I have one more issue about what you said
because as I read from online that Gravitational Waves only adds or extracts energy from the system but does NOT carry energy by itself since spacetime does not contain energy itself....

Would you agree with that?

Thanks
Ron

7. Mar 2, 2016

### bcrowell

Staff Emeritus
No, that's not true. It sounds like a misunderstanding or oversimplification of how energy works in GR.

8. Mar 2, 2016

### rdai

Ben:

Thanks so much for your very quick response....However, it is easy for me to accept the other theory but hard to accept that Gravitational Waves could carry energy since space-time does NOT have any MASS, where would it's energy be stored if it does carry energy?

Thanks
Ron

9. Mar 2, 2016

### bcrowell

Staff Emeritus
Mass is not required in order to have energy. A laser beam has zero mass, but it has energy.

Last edited: Mar 2, 2016
10. Mar 2, 2016

### rdai

Ben:

Thanks again. Let me do more study. The first impression I got from your answer seems to be that because it has energy so that it has mass. I can accept that as long as it does contain energy like EM does.....I believe there must be energy since you said so :)....it is very complicated issue to me even though you think it should be tagged as "I"...:)

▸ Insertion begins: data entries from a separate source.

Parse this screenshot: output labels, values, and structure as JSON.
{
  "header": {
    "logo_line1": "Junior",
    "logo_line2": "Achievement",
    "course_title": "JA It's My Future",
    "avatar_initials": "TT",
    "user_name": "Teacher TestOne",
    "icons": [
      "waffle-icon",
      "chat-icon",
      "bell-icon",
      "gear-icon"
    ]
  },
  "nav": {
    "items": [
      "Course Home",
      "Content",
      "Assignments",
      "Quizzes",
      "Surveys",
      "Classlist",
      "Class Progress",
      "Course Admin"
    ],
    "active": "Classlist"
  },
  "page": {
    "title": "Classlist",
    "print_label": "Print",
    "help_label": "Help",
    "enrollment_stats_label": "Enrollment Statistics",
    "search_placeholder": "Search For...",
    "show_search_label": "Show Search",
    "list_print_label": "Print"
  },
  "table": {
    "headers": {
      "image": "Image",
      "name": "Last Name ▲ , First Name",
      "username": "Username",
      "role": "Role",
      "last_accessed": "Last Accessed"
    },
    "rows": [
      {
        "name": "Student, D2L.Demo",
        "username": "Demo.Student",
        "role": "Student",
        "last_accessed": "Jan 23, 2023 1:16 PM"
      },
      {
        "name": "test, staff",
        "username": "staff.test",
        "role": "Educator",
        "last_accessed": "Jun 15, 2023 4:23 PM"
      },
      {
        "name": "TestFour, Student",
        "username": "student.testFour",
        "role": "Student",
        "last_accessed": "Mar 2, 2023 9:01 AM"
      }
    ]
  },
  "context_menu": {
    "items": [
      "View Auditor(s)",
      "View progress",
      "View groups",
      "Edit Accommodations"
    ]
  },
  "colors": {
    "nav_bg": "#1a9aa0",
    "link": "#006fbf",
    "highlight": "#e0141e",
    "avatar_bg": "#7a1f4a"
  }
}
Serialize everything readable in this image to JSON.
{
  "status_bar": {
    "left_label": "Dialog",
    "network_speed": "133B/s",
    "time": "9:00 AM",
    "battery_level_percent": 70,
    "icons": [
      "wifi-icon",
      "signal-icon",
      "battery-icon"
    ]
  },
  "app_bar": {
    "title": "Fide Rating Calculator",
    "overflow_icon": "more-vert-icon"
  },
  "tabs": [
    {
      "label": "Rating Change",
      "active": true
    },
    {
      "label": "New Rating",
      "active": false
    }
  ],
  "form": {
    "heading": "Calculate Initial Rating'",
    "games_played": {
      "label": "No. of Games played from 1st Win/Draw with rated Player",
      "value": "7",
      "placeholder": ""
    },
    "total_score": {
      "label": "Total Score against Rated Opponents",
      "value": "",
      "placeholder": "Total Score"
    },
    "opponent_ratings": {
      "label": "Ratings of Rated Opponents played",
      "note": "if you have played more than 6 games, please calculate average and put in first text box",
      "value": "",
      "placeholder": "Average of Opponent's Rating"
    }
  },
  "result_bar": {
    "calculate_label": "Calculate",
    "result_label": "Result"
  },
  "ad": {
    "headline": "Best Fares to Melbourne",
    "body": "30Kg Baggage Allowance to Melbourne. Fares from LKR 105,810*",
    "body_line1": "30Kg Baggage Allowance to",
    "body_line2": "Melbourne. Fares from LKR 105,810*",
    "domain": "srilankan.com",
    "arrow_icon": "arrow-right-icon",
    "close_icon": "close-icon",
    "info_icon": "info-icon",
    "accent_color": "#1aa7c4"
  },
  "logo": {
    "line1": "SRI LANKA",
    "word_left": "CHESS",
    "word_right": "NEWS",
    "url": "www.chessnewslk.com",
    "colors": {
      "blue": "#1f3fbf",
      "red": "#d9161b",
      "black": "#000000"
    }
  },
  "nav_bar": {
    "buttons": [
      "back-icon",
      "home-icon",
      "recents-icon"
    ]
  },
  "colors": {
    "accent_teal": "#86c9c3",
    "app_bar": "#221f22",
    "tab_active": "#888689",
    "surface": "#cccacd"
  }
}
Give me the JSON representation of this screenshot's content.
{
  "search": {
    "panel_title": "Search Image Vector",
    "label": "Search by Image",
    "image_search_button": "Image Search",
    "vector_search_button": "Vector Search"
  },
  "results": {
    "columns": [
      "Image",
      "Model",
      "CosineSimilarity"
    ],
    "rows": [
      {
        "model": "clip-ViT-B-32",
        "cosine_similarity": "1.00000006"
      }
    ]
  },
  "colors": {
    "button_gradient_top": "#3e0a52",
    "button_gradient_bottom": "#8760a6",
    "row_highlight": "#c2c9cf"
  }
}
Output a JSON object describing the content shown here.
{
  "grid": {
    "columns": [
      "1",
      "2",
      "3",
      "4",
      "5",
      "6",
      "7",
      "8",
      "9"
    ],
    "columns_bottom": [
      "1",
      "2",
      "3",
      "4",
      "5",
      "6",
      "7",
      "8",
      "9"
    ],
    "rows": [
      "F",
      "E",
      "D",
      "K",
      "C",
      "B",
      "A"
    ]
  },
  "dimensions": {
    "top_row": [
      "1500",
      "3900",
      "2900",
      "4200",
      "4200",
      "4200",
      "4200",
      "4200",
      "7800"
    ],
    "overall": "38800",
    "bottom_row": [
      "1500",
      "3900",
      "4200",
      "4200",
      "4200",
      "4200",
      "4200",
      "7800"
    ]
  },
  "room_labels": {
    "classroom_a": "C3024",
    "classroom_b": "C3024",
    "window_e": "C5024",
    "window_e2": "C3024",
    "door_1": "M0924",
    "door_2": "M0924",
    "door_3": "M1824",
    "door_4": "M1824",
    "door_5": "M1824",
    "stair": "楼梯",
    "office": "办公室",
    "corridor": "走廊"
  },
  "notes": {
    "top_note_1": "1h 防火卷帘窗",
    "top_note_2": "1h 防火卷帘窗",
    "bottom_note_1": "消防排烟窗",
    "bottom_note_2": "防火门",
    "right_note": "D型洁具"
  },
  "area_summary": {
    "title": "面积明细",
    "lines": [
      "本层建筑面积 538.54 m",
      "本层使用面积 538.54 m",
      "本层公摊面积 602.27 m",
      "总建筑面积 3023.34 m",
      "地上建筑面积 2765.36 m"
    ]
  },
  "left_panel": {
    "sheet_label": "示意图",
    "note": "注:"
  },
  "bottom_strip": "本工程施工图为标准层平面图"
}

Here is a link of chapter in a text book talking about Gravitational Waves: http://www.lightandmatter.com/html_books/genrel/ch09/ch09.html [Broken]

It says:
Thanks again
Ron

Last edited by a moderator: May 7, 2017
11. Mar 2, 2016

### bcrowell

Staff Emeritus
Your quote from #10 is a quote from my own book.

12. Mar 2, 2016

### rdai

really? :-) so this link is your link: http://www.lightandmatter.com/html_books/genrel/ch09/ch09.html [Broken].........that's where I found that Gravitational Waves does not follow energy conservation....that Gravitational waves does not transmit energy.....

Since that's your book, then I guess that you do mean that.....:-)

I need to digest what you said in your book and what you said above.....I am a bit confused because they don't sound the same :-)....let me study more...

Last edited by a moderator: May 7, 2017
13. Mar 2, 2016

### bcrowell

Staff Emeritus
General relativity does not have conservation of energy in all cases. However, in an asymptotically flat spacetime we do have conservation of energy. Real-world detection of gravitational waves can be analyzed in terms of an asymptotically flat spacetime. Gravitational waves do transmit energy.